Los expertos en seguridad dicen que no conocen ningún ciberataque importante contra un gobierno estatal o local durante una catástrofe natural, pero que es solo cuestión de tiempo.
Y si un hacker lanza una disrupción que coincida con una catástrofe natural, eso podría obstaculizar en gran medida a los servicios de primeros auxilios, los hospitales, los servicios públicos y las agencias gubernamentales, según la National Association of State Chief Information Officers.
Pudiera crear un efecto dominó como la pérdida de energía eléctrica, agua, telecomunicaciones y otras infraestructuras.
"En un momento de gran presión, la gente tiene que tomar muchas decisiones rápidamente. Se enfrentan a múltiples puntos de tensión", dijo Doug Howard, director general de Pondurance, una empresa de ciberseguridad con sede en Indianápolis que fue uno de los principales participantes en el simulacro de Indiana.
"El mensaje principal no fue tanto el escenario y lo que hicimos", dijo Howard. "Fue que el estado se tomó la iniciativa y dijo: '¿Qué haríamos nosotros?'".
Howard dijo que los datos de su empresa muestran que las amenazas aumentan cuando una catástrofe natural se acerca o golpea una zona.
"¿Deben los estados prepararse para esto? Absolutamente", dijo Dan Lohrmann, jefe de seguridad de Security Mentor, una empresa nacional de capacitación en ciberseguridad que trabaja con los estados. "Hay que asumir que un ataque combinado como este va a ocurrir".
Y, como el cambio climático está provocando desastres naturales más frecuentes, añadió Lohrmann, los ciberataques pudieran ser más probables.
"Si consiguen desactivar las comunicaciones en medio de un gran huracán, un incendio, una inundación o un tornado, la policía estatal no podrá hablar entre sí. Es de vital importancia tener los sistemas seguros antes de que eso ocurra. Deben planearlo".
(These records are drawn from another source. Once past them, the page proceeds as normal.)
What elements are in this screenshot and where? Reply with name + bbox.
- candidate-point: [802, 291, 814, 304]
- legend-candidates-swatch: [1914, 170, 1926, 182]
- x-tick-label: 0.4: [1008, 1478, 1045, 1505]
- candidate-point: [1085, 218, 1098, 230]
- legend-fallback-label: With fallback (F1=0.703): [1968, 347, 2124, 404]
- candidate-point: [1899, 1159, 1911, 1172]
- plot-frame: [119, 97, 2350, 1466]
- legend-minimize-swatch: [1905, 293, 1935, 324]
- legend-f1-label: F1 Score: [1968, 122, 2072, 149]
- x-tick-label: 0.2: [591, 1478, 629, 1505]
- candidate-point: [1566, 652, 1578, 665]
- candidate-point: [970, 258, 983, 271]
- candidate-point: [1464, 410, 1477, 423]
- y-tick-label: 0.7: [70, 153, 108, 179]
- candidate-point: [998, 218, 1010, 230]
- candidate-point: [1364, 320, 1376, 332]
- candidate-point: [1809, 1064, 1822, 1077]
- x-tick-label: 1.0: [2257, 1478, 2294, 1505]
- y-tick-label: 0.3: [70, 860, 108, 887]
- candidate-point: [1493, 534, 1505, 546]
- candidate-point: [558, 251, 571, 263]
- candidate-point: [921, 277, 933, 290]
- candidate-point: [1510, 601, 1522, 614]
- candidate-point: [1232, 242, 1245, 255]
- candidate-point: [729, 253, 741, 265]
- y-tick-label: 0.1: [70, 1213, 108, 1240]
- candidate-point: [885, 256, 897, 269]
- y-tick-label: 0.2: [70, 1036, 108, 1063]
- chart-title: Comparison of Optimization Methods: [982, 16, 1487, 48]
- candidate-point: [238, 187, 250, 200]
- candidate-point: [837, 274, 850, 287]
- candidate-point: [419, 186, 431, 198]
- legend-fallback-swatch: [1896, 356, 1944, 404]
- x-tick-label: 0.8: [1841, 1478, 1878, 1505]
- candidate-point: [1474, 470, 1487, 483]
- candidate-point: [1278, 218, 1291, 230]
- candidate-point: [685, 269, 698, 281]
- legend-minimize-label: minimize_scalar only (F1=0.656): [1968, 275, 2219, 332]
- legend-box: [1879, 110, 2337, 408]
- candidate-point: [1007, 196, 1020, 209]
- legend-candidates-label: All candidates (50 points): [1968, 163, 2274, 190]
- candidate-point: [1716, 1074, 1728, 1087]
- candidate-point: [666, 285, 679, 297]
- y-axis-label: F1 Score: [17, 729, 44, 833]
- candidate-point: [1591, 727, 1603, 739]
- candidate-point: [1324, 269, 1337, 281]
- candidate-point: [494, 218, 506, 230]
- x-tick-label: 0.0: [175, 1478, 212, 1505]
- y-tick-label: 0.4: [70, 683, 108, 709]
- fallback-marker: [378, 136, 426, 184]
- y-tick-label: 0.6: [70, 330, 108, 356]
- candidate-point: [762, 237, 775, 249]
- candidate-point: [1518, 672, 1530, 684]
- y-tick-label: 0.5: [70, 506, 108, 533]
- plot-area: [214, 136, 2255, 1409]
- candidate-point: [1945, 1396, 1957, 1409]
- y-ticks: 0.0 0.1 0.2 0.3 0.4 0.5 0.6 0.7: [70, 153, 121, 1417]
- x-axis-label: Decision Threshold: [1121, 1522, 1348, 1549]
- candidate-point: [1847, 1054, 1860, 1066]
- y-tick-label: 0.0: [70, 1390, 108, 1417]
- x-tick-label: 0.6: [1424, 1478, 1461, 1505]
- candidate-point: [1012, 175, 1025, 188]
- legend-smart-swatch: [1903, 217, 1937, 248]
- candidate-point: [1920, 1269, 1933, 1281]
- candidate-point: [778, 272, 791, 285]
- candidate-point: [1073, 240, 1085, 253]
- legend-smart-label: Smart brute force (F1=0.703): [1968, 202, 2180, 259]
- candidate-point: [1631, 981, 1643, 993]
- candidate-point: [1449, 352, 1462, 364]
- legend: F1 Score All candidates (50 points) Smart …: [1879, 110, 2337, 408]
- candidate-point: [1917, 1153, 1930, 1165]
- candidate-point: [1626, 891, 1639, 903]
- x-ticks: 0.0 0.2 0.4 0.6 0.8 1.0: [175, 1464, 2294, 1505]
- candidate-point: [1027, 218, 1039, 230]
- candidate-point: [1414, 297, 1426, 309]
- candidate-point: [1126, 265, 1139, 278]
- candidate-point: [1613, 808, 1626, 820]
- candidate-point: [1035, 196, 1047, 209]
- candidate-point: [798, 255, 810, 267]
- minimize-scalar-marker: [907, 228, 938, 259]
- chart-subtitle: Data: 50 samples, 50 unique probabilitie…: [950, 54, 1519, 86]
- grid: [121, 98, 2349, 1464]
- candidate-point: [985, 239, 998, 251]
En Carolina del Norte, un grupo de trabajo conjunto de ciberseguridad del estado es capaz de gestionar un ataque durante una catástrofe natural, dijo Rob Main, el jefe interino de riesgos del estado.
Pero Main dijo que hacer un simulacro intensivo centrado solo en ese tema, como los de Indiana y Houston, tiene sentido y sería beneficioso para todos los estados.
El simulacro de agosto en Indiana tuvo lugar en el Muscatatuck Urban Training Center, de mil acres, de la Guardia Nacional de Indiana. Ubicado en el sur de Indiana, el centro cuenta con su propio simulacro de ciudad, que incluye más de 190 estructuras, casi dos millas de túneles subterráneos, espacio aéreo, un embalse y más de nueve millas de carreteras. Puede simular ataques de la vida real contra las comunicaciones, la energía, el agua y otras infraestructuras críticas.
Mosley Romero, de Indiana, dijo que el ejercicio de doble catástrofe cibernética y natural tenía por objeto educar y optimizar las comunicaciones entre los diversos organismos y cerrar cualquier brecha en el servicio y la respuesta.
"Fue bueno para que los bomberos y el personal de emergencias vieran los efectos de algo con lo que no necesariamente tienen que lidiar", dijo. "Desde el punto de vista cibernético, necesitamos una educación continua con los primeros auxilios y hacer un mejor trabajo para asegurarnos de que todos los gestores de emergencias locales se comuniquen con el estado".
Mosley Romero dijo que su agencia aprovechó las lecciones aprendidas y realizó una presentación virtual para más de 100 empresas de aguas residuales del estado a principios de este mes.
"Ese fue el mayor éxito del ejercicio", dijo. "Poder transmitir esos conocimientos".